Caso a matéria seja aprovada, o aborto nos casos em que a gestação ultrapassar 22 semanas e houver viabilidade do feto passa a ser homicídio simples. O Código Penal determina atualmente prisão de 1 a 3 anos para quem realiza aborto fora dos casos previstos em lei. Para homicídio simples, a pena é de 6 a 20 anos de reclusão. "O juiz poderá mitigar a pena, conforme o exigirem as circunstâncias individuais de cada caso, ou poderá até mesmo deixar de aplicá-la, se as consequências da infração atingirem o próprio agente de forma tão grave que a sanção penal se torne desnecessária", diz um trecho do projeto de lei.

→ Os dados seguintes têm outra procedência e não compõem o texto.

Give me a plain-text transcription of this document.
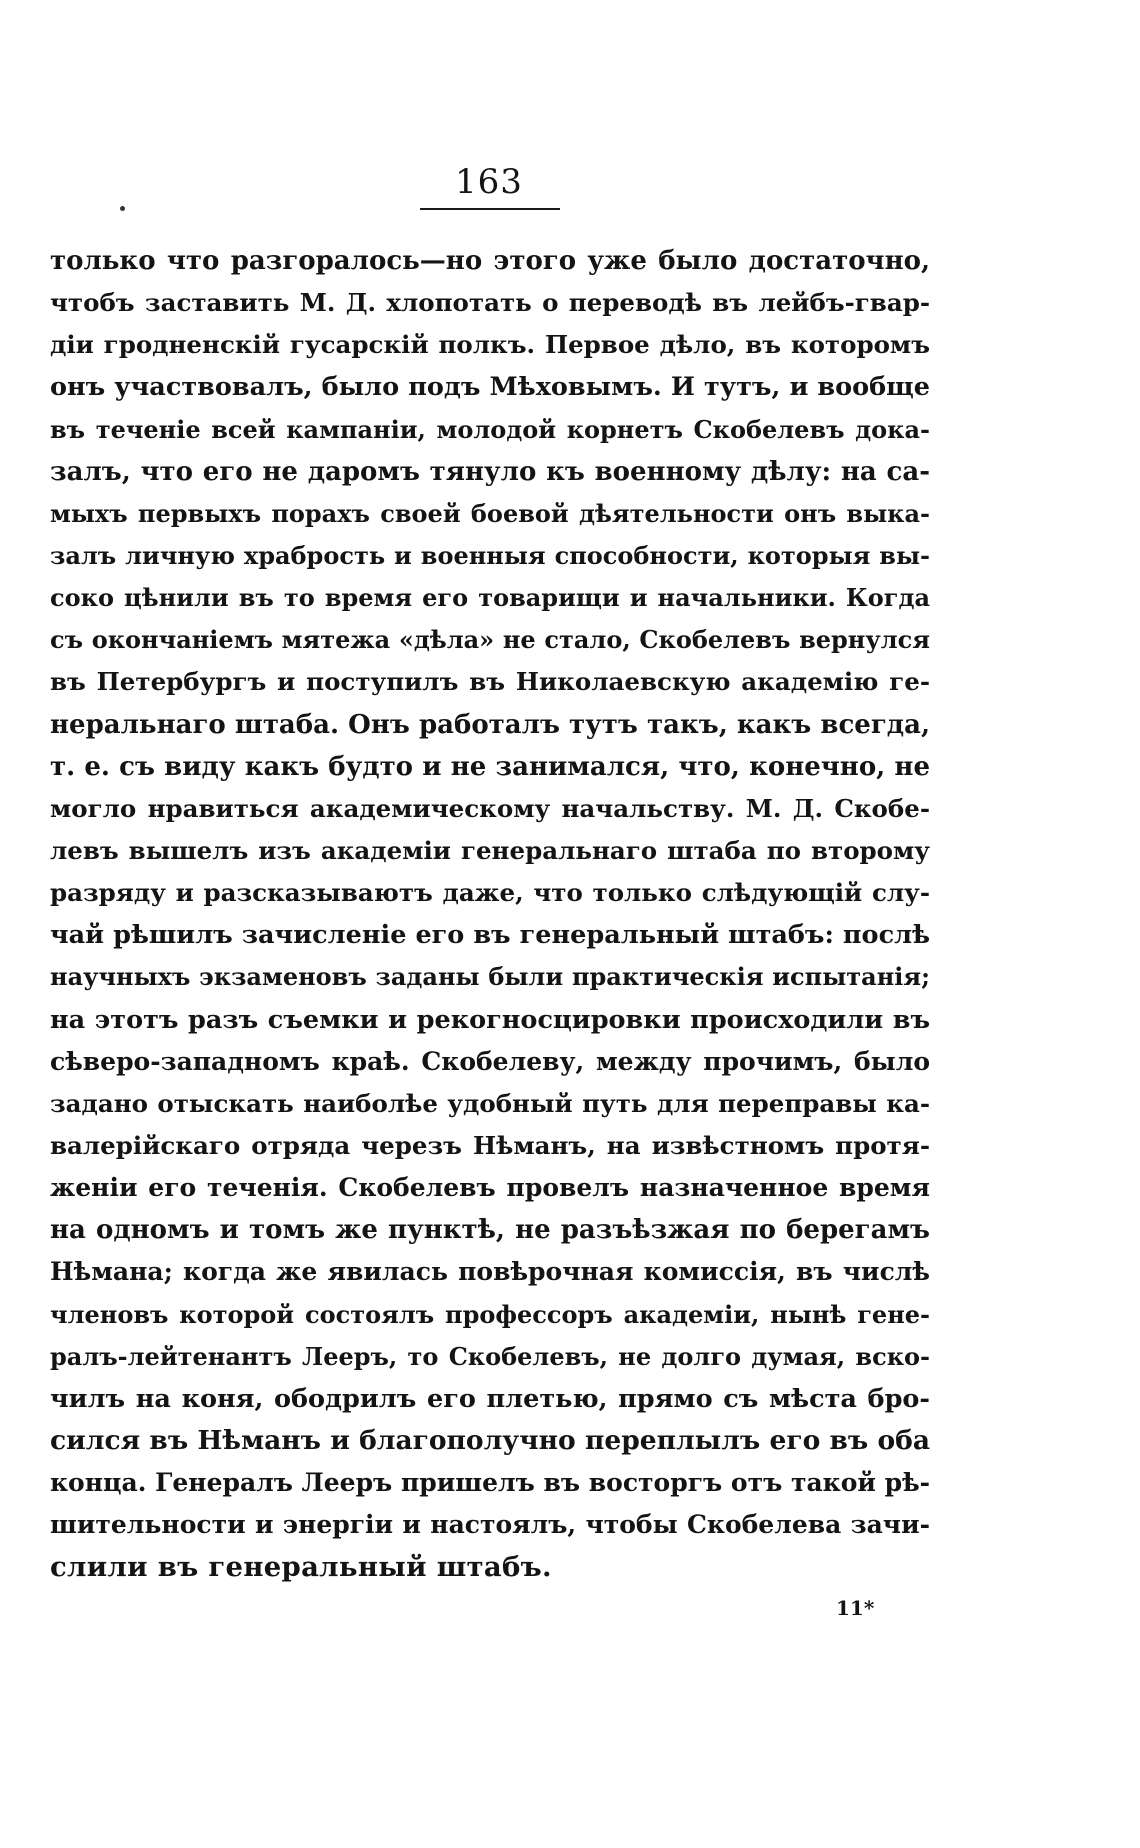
163
только что разгоралось—но этого уже было достаточно,
чтобъ заставить М. Д. хлопотать о переводѣ въ лейбъ-гвар-
діи гродненскій гусарскій полкъ. Первое дѣло, въ которомъ
онъ участвовалъ, было подъ Мѣховымъ. И тутъ, и вообще
въ теченіе всей кампаніи, молодой корнетъ Скобелевъ дока-
залъ, что его не даромъ тянуло къ военному дѣлу: на са-
мыхъ первыхъ порахъ своей боевой дѣятельности онъ выка-
залъ личную храбрость и военныя способности, которыя вы-
соко цѣнили въ то время его товарищи и начальники. Когда
съ окончаніемъ мятежа «дѣла» не стало, Скобелевъ вернулся
въ Петербургъ и поступилъ въ Николаевскую академію ге-
неральнаго штаба. Онъ работалъ тутъ такъ, какъ всегда,
т. е. съ виду какъ будто и не занимался, что, конечно, не
могло нравиться академическому начальству. М. Д. Скобе-
левъ вышелъ изъ академіи генеральнаго штаба по второму
разряду и разсказываютъ даже, что только слѣдующій слу-
чай рѣшилъ зачисленіе его въ генеральный штабъ: послѣ
научныхъ экзаменовъ заданы были практическія испытанія;
на этотъ разъ съемки и рекогносцировки происходили въ
сѣверо-западномъ краѣ. Скобелеву, между прочимъ, было
задано отыскать наиболѣе удобный путь для переправы ка-
валерійскаго отряда черезъ Нѣманъ, на извѣстномъ протя-
женіи его теченія. Скобелевъ провелъ назначенное время
на одномъ и томъ же пунктѣ, не разъѣзжая по берегамъ
Нѣмана; когда же явилась повѣрочная комиссія, въ числѣ
членовъ которой состоялъ профессоръ академіи, нынѣ гене-
ралъ-лейтенантъ Лееръ, то Скобелевъ, не долго думая, вско-
чилъ на коня, ободрилъ его плетью, прямо съ мѣста бро-
сился въ Нѣманъ и благополучно переплылъ его въ оба
конца. Генералъ Лееръ пришелъ въ восторгъ отъ такой рѣ-
шительности и энергіи и настоялъ, чтобы Скобелева зачи-
слили въ генеральный штабъ.
11*
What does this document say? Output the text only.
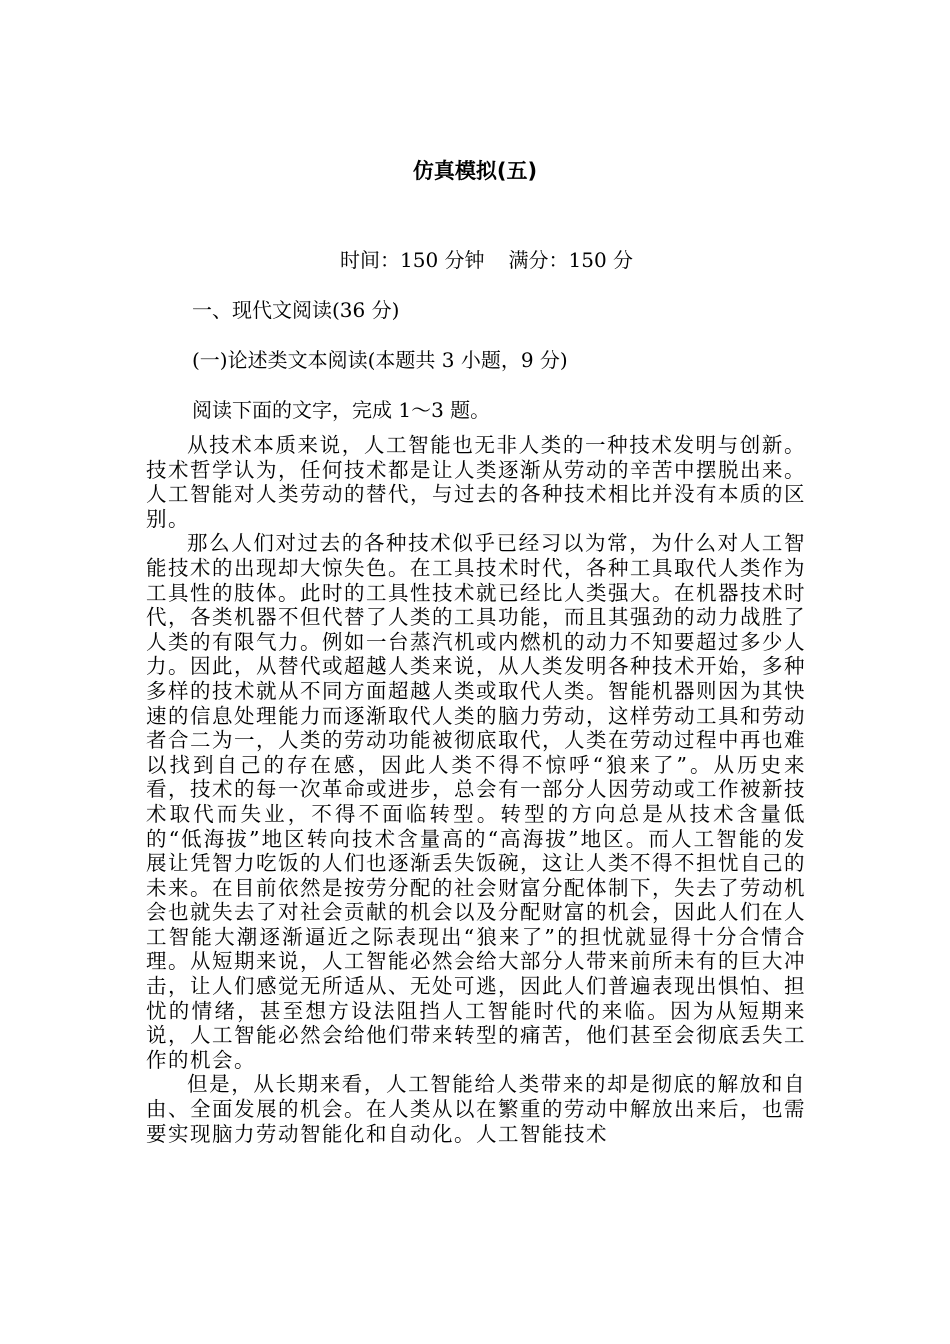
仿真模拟(五)
时间：150 分钟 满分：150 分
一、现代文阅读(36 分)
(一)论述类文本阅读(本题共 3 小题，9 分)
阅读下面的文字，完成 1～3 题。

从技术本质来说，人工智能也无非人类的一种技术发明与创新。技术哲学认为，任何技术都是让人类逐渐从劳动的辛苦中摆脱出来。人工智能对人类劳动的替代，与过去的各种技术相比并没有本质的区别。

那么人们对过去的各种技术似乎已经习以为常，为什么对人工智能技术的出现却大惊失色。在工具技术时代，各种工具取代人类作为工具性的肢体。此时的工具性技术就已经比人类强大。在机器技术时代，各类机器不但代替了人类的工具功能，而且其强劲的动力战胜了人类的有限气力。例如一台蒸汽机或内燃机的动力不知要超过多少人力。因此，从替代或超越人类来说，从人类发明各种技术开始，多种多样的技术就从不同方面超越人类或取代人类。智能机器则因为其快速的信息处理能力而逐渐取代人类的脑力劳动，这样劳动工具和劳动者合二为一，人类的劳动功能被彻底取代，人类在劳动过程中再也难以找到自己的存在感，因此人类不得不惊呼“狼来了”。从历史来看，技术的每一次革命或进步，总会有一部分人因劳动或工作被新技术取代而失业，不得不面临转型。转型的方向总是从技术含量低的“低海拔”地区转向技术含量高的“高海拔”地区。而人工智能的发展让凭智力吃饭的人们也逐渐丢失饭碗，这让人类不得不担忧自己的未来。在目前依然是按劳分配的社会财富分配体制下，失去了劳动机会也就失去了对社会贡献的机会以及分配财富的机会，因此人们在人工智能大潮逐渐逼近之际表现出“狼来了”的担忧就显得十分合情合理。从短期来说，人工智能必然会给大部分人带来前所未有的巨大冲击，让人们感觉无所适从、无处可逃，因此人们普遍表现出惧怕、担忧的情绪，甚至想方设法阻挡人工智能时代的来临。因为从短期来说，人工智能必然会给他们带来转型的痛苦，他们甚至会彻底丢失工作的机会。

但是，从长期来看，人工智能给人类带来的却是彻底的解放和自由、全面发展的机会。在人类从以在繁重的劳动中解放出来后，也需要实现脑力劳动智能化和自动化。人工智能技术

LULA. O projeto faz parte da chamada "pauta de costumes" capitaneada pela oposição no Congresso e desagrada ao governo Lula e a sua base de esquerda. A aprovação do texto ocorre após a sessão de análise de vetos que trouxe uma série de derrotas ao Executivo.

Temeroso, o líder do governo na Câmara, José Guimarães (PT-CE), já se afastava da discussão do aborto anteontem. "Isso não é assunto de governo", disse na terça-feira. Durante a tramitação ontem, Sóstenes não deixou de provocar o presidente. "Quero ver se ele vai sancionar ou se vai vetar esse projeto sobre aborto."

PEC DAS DROGAS

Mais cedo, a Comissão de Constituição e Justiça (CCJ) da Câmara aprovou a chamada PEC das Drogas por 47 votos a 17, com mais recados de congressistas ao Supremo Tribunal Federal. A proposta agora será analisada em uma comissão especial, antes de poder ir a plenário.
A PEC, de autoria do presidente do Senado, Rodrigo Pacheco, inclui um trecho na Constituição para criminalizar quem tiver o porte e a posse de qualquer droga ilícita. Ainda que haja diferenciação de penas entre traficante e usuário, caso a proposta seja aprovada no Congresso, o usuário infrator que for pego, mesmo que com quantidade mínima, terá de fazer tratamento contra dependência e cumprir penas alternativas.

No debate na CCJ, deputados da oposição acusaram governistas de agirem em defesa do tráfico e do crime organizado. Já os governistas rebateram, dizendo que a proposta não trata de descriminalização e a visão de punir usuário não vai resolver o problema. "Não se trata, ao contrário de algumas afirmações falaciosas, de legalizar drogas ilícitas e sim constitucionalizar a penalização do usuário, inclusive de consumo pessoal de drogas hoje proibidas", disse Chico Alencar (PSOL-RJ).

Neste momento, o Congresso e o STF têm visões diferentes sobre como tratar o usuário de maconha. Na Corte, cinco ministros já disseram que desejam descriminalizar a pessoa que tiver droga para uso pessoal. Três foram contrários. "Está na hora de dizer ao Supremo que esta Casa está legislando sim sobre essa matéria em defesa da juventude brasileira", afirmou Eli Borges.

O relator da PEC, deputado Ricardo Salles (PL-SP), que até pretendia impor regras mais duras a traficantes e usuários, não fez alterações no texto do Senado para garantir aprovação mais rápida. No Supremo, o ministro Dias Toffoli devolveu para julgamento o caso, ainda sem data de análise. Além dele, restam votar Luiz Fux e Cármen Lúcia.